Deshalb ist die Frage im Titel absolut berechtigt: Reicht es, Beamter zu sein, um Lehrer zu sein? Nein. Lehrer zu sein kann eine Form der Beamtentätigkeit sein, aber Beamter zu sein macht einen nicht automatisch zum Lehrer. Und was sind Sie: ein Lehrer oder nur ein Beamter? Ein guter Beamter geht zur Arbeit, um seine Pflichten zu erfüllen und seine Rechte wahrzunehmen. Ein Lehrer – der ein guter Lehrer sein möchte – geht mit Pflichtgefühl und Verantwortungsbewusstsein zur Schule. Er weiß, dass seine Arbeit Sinn und Wert hat.
Lehrer zu sein ist heute zweifellos eine anspruchsvolle und vielschichtige Aufgabe. Lehrkräfte müssen in pädagogischen, persönlichen, emotionalen, sozialen und gesellschaftlichen Bereichen agieren.

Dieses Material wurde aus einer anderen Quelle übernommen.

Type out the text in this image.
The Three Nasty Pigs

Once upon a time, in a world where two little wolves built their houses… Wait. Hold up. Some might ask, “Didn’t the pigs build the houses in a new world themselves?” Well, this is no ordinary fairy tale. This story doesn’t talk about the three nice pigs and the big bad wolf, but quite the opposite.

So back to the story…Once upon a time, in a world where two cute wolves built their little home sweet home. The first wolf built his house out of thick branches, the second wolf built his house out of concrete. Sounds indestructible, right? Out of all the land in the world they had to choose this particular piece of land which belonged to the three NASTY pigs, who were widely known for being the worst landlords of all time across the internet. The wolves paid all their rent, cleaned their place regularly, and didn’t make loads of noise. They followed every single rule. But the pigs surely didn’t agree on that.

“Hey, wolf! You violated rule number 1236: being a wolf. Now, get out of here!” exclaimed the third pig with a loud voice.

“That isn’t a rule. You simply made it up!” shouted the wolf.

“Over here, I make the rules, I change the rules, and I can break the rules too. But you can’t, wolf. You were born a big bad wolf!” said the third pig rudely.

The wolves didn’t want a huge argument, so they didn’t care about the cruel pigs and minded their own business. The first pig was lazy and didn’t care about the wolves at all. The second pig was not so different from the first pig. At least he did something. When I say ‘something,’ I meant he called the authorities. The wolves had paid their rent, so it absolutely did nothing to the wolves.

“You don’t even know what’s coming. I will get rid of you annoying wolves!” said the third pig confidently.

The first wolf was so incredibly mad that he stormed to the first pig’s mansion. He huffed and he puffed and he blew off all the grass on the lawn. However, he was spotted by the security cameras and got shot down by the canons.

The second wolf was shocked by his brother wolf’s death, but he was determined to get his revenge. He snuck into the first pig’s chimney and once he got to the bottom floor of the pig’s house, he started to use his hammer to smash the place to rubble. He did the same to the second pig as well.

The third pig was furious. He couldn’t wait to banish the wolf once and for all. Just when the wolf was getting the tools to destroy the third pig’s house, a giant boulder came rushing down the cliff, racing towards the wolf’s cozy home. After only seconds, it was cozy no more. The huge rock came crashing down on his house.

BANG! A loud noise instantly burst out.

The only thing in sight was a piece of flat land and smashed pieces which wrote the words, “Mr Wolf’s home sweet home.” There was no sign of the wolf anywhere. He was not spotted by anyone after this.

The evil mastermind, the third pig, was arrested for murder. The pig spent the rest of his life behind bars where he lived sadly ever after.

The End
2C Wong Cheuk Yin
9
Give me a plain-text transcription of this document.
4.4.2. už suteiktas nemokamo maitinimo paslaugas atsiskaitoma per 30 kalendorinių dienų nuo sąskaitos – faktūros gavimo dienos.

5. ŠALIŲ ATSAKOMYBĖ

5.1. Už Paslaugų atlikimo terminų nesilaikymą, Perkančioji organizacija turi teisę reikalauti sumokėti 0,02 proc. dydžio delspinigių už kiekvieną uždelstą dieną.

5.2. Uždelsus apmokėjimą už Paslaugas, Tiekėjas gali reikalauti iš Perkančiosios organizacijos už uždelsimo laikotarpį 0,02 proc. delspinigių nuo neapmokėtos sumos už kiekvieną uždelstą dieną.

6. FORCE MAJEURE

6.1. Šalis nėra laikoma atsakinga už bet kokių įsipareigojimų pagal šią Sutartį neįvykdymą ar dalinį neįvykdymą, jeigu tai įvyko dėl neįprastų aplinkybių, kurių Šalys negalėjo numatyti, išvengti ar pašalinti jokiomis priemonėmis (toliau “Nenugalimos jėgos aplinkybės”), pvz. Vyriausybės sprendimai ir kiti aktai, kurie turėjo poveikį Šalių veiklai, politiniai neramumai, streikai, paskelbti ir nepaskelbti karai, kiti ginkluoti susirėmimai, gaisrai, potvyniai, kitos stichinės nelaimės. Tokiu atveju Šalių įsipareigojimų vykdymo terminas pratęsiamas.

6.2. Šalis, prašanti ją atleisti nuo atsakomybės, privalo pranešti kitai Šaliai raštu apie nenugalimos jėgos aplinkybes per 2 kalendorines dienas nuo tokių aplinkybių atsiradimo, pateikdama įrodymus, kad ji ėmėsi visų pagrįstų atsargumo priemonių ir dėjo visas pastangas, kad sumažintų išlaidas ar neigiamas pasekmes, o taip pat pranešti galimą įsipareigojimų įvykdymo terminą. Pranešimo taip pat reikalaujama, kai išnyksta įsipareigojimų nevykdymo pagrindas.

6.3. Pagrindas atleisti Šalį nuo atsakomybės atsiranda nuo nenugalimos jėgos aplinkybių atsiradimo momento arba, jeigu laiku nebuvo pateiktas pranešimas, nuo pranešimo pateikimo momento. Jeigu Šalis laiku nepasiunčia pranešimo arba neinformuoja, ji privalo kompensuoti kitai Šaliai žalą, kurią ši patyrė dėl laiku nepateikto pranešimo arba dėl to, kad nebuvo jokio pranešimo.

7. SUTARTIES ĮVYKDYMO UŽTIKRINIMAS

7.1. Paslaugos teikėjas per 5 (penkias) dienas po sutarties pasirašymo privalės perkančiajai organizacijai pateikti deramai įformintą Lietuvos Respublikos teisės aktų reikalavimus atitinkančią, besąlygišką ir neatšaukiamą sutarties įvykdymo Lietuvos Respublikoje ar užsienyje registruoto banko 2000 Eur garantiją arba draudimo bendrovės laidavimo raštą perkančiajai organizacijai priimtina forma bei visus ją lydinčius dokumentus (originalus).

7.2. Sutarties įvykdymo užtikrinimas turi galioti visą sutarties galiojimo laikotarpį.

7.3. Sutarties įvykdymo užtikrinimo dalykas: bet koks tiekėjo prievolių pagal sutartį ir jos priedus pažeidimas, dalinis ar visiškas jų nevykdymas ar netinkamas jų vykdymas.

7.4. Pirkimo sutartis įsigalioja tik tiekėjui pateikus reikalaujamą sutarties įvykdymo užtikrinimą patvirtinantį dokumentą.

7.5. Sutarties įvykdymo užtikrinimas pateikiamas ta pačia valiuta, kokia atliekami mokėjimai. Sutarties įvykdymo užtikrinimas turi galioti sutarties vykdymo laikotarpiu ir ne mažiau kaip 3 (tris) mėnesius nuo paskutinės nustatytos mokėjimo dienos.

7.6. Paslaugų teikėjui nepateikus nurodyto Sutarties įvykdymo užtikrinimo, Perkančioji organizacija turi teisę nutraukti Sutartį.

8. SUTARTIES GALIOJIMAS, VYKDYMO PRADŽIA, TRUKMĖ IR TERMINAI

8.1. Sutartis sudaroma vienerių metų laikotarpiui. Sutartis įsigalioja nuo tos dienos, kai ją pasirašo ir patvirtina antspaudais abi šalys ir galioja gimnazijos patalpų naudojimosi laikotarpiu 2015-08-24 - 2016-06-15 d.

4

Sie müssen nicht nur Experten in ihrem Fachgebiet sein, sondern auch ein vertrauensvolles Lernumfeld schaffen, effektiv kommunizieren, ethische Vorbilder sein, strenge Beurteilungen vornehmen und den sozialen Zusammenhalt fördern. Die pädagogische Funktion muss Vorrang vor dem zu unterrichtenden Fach haben. Dies stellt zweifellos einen Paradigmenwechsel dar, für den Lehrkräfte weder von Institutionen noch von der Gesellschaft die notwendige Unterstützung erhalten haben – und weiterhin erhalten.
Im Mittelpunkt von allem stehen Berufung, Tugenden oder dieEthos Aus der Sicht der Lehrkraft. Nicht als romantisierter Mythos, sondern als tiefes Engagement für Bildung und für die Menschen, die sie ermöglichen. Berufung allein genügt nicht, aber ohne sie gibt es keine wahre Professionalität. Der Glaube an Bildung, der Glaube an ihren Sinn und Wert, verwandelt eine öffentliche Aufgabe in ein Bildungsvorhaben mit gesellschaftlicher Wirkung.
Daher ist diese Unterscheidung unerlässlich: Lehrer müssen Beamte sein, um das öffentliche Interesse zu gewährleisten, aber sie müssen auch Erzieher sein, um Leben zu verändern. Die Zukunft des öffentlichen Bildungswesens hängt maßgeblich davon ab, diesen Unterschied niemals zu vergessen und sicherzustellen, dass diese beiden Dimensionen stets Hand in Hand gehen.